クロードはアキトをぎゅうぎゅう抱きしめると口づける。
「熱がありますね。私の体液を媒体としてください」
ちゅくちゅくと舌をからめクロードがアキトへ唾液を渡していく。
魔力の相性の良いクロードの体液を媒体としてアキトは自らの活性化した魔力を取り込んでいく。

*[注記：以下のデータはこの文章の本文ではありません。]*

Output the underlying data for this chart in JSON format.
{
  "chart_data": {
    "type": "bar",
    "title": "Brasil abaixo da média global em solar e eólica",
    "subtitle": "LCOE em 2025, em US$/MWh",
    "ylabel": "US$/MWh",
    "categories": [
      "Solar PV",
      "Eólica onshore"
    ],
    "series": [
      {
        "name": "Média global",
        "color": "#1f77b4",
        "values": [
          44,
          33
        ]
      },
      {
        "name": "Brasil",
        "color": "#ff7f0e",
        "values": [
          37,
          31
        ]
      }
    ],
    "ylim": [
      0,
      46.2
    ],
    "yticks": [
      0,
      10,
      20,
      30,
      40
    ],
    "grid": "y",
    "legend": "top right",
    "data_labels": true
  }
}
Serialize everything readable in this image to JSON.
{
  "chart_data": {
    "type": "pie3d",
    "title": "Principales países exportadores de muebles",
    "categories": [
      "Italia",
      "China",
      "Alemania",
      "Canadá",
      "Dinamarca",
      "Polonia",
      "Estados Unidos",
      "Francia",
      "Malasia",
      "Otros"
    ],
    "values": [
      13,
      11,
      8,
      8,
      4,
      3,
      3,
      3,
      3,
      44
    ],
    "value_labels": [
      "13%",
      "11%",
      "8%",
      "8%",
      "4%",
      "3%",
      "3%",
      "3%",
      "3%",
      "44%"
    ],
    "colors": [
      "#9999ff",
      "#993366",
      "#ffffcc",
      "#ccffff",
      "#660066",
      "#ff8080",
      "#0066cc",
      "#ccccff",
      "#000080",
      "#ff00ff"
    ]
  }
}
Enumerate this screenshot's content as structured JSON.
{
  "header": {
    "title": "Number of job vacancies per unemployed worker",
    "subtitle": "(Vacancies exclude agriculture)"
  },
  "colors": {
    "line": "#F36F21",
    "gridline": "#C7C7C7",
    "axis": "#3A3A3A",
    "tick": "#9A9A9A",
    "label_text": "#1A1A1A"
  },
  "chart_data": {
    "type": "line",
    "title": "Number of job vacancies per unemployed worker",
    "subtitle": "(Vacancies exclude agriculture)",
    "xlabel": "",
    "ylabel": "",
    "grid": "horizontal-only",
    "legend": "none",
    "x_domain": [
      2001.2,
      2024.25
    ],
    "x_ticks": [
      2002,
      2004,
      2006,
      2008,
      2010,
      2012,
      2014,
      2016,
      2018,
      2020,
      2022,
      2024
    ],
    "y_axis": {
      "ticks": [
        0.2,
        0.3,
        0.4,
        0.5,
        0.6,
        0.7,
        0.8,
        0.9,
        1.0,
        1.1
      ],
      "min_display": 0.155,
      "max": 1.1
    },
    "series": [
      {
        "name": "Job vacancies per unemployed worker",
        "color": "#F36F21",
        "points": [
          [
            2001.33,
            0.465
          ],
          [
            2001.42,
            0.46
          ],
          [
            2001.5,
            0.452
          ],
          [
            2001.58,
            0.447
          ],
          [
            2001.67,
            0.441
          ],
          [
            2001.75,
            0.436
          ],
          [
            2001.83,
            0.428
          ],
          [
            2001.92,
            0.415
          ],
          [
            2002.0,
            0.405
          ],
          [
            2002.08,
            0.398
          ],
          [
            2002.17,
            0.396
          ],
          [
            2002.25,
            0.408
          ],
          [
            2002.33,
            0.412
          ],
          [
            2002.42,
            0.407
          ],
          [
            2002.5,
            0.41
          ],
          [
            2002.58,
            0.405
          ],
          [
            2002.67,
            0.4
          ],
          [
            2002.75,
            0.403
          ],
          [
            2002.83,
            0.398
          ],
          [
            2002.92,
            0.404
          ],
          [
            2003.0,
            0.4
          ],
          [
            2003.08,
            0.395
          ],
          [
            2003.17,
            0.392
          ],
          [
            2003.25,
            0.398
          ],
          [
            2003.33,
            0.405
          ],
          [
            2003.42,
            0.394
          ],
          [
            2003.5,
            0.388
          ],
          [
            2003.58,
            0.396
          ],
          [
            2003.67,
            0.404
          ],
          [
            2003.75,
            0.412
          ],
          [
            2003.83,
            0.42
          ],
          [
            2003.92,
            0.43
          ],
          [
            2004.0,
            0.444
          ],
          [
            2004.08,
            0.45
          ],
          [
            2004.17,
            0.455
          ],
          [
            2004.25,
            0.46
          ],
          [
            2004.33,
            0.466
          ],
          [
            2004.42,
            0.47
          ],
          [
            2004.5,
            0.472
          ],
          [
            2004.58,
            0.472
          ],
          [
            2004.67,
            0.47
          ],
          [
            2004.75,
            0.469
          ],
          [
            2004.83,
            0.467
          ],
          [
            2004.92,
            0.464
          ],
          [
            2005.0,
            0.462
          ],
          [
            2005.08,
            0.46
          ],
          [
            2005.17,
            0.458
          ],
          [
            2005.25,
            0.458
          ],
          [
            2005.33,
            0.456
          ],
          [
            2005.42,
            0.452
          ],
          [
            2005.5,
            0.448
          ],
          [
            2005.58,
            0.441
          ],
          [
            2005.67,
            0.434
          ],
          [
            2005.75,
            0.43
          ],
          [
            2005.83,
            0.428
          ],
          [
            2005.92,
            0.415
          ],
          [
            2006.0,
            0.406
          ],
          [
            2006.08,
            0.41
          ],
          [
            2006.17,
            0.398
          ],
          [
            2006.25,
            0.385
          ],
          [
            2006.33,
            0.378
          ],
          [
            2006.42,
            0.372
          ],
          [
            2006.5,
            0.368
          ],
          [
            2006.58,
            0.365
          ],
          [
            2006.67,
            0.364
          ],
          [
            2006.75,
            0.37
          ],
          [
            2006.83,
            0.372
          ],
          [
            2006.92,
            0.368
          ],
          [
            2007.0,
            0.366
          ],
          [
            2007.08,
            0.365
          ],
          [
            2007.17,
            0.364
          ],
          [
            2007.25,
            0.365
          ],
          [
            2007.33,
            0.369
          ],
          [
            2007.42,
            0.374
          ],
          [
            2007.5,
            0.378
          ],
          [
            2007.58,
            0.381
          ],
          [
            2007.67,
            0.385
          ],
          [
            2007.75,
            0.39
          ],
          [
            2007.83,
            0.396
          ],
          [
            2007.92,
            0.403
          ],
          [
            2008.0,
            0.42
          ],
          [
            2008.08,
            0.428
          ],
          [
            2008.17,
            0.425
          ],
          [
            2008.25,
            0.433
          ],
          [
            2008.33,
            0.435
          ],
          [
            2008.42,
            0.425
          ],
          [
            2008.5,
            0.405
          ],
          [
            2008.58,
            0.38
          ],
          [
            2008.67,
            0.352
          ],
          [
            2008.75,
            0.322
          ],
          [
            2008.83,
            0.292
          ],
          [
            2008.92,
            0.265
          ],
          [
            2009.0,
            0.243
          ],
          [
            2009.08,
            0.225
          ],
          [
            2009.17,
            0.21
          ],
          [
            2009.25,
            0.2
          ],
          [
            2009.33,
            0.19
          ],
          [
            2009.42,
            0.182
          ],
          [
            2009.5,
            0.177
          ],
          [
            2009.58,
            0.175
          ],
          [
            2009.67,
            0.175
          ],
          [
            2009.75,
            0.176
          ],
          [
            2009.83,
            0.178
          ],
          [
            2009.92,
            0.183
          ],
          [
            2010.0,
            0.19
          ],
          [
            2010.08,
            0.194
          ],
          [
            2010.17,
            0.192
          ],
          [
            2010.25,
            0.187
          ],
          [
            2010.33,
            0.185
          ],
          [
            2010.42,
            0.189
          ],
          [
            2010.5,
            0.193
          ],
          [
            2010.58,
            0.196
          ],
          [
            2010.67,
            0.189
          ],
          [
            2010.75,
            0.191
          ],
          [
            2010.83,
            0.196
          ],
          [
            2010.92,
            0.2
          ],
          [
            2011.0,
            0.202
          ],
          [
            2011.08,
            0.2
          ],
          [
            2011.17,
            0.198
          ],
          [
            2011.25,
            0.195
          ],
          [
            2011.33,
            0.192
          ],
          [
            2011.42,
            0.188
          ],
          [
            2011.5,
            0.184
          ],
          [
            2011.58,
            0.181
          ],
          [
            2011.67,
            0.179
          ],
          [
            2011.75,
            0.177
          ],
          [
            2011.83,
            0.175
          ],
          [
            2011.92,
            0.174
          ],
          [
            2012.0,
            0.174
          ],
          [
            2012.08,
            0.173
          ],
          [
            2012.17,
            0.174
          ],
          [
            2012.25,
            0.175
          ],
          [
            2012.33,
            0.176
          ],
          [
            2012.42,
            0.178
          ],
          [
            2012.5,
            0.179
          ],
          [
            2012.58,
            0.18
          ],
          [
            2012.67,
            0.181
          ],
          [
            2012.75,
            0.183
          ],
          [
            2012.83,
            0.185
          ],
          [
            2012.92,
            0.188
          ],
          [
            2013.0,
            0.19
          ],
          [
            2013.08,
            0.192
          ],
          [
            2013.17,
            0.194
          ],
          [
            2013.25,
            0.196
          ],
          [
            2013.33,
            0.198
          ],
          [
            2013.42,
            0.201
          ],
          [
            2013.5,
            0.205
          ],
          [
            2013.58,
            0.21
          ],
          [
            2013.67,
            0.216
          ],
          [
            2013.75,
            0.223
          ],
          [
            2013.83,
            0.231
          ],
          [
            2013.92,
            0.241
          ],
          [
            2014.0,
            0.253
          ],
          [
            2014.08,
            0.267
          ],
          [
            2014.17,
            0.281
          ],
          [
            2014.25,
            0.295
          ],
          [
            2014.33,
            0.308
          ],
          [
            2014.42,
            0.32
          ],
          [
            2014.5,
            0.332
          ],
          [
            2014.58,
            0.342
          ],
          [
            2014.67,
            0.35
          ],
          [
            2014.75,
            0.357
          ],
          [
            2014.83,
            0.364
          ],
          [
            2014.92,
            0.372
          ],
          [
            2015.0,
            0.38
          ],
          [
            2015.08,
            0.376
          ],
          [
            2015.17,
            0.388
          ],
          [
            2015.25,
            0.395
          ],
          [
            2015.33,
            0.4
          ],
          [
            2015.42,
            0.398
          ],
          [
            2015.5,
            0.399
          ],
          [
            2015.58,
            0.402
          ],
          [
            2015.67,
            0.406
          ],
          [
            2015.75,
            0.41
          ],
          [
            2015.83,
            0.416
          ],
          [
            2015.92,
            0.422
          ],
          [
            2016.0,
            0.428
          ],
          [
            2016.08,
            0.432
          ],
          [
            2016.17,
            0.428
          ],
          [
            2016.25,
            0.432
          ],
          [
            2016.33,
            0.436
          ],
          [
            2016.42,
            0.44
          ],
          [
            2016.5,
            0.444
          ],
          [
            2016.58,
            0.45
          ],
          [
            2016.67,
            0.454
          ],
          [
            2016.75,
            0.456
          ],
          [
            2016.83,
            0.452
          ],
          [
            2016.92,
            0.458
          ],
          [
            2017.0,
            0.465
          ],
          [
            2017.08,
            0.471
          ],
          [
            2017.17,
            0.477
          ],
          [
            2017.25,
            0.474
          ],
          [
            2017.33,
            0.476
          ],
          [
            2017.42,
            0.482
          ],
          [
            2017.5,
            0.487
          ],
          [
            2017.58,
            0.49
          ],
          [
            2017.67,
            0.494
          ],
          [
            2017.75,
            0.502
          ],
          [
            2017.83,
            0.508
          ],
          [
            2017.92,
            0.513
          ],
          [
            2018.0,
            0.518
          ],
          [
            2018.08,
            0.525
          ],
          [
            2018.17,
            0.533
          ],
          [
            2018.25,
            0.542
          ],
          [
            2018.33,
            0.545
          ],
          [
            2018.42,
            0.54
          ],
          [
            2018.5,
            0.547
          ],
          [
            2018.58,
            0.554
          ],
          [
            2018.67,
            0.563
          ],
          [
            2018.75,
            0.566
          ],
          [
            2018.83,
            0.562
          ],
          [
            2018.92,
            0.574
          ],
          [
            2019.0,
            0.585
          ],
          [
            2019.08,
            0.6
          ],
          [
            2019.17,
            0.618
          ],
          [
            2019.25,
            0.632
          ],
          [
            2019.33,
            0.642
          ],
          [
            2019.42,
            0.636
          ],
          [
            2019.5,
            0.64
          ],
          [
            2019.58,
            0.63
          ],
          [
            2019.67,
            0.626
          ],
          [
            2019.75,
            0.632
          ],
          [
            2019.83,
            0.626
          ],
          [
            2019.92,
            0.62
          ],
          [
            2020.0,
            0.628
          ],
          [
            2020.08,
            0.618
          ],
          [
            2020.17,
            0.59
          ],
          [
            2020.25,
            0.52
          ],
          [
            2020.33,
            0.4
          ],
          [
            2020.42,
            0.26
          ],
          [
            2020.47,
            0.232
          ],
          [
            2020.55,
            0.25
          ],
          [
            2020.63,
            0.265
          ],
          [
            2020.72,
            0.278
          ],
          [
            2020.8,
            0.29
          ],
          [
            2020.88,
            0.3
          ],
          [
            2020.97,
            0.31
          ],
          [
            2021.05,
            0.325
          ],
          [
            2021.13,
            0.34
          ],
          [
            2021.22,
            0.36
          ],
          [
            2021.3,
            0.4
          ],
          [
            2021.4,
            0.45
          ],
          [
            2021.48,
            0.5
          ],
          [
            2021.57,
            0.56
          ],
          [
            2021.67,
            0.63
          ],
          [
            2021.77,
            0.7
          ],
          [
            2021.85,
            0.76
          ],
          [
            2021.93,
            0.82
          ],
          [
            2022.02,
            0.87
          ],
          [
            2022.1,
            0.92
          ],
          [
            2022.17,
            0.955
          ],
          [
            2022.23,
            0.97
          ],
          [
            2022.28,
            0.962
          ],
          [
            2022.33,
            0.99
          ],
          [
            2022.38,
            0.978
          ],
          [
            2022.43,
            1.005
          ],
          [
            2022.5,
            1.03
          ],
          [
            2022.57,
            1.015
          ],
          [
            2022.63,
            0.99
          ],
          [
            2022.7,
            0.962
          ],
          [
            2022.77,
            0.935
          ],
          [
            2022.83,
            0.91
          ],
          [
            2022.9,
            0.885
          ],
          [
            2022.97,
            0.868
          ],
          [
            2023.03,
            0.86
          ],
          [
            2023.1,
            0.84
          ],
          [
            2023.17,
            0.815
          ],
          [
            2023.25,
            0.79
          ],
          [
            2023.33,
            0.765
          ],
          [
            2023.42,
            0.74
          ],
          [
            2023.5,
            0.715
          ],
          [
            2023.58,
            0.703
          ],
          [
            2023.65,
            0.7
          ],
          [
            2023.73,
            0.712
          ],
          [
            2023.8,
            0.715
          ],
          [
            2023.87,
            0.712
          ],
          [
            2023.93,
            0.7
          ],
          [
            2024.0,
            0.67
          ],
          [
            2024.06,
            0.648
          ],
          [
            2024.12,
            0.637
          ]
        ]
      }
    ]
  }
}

「治癒をご自身にかけてください。私の治癒は形ばかりなので」
「うん。わかった」
アキトは自分の片頬に手を当て治癒を流す。あっという間に腫れが引く。
「あぁ。腫れが引きましたね。身体を清めに戻りましょうね」
「うん。気持ちが悪いんだ。吐き気がするほど……」
ぼんやりとした表情でアキトは目を閉じた。
「お部屋にもどりましょうね」
オスマンは茫然とその場に突っ立っていた。
恐ろしさと自分がしたことの罪の大きさにただただ佇んでいた。
そんなオスマンをクロードは一瞥し一言告げた。
「今は殺さない……」
その一言でオスマンは我に返り大量の冷や汗を流した。
ドリスタンは床に転がっていた。クロードに治癒をかけられたがその姿はつぎはぎだらけだった。まるでフランケンシュタインのようだ。人の形ではあるが切り刻まれた感覚が残っているのか恐怖で顔がゆがみ声も出せない様子だった。
「……クロードお前、俺の分までやっちまったな。俺のこの怒りをどうするんだよ!」
「すみませんエドガー、我を忘れました。先にアキトを連れて帰ります。」
「はぁ~。いいよ。連れて帰ってくれ。ついでに途中で警備の奴らに声をかけてここに来るようにしてくれ」
「了解しました。なるべく早めにお戻りくださいね」
「あぁ。わかったよ。ここを叩き壊して燃やしてから戻る」
「それはいい案ですね」
クロードはにっこりと冷酷に笑うとその部屋を後にした。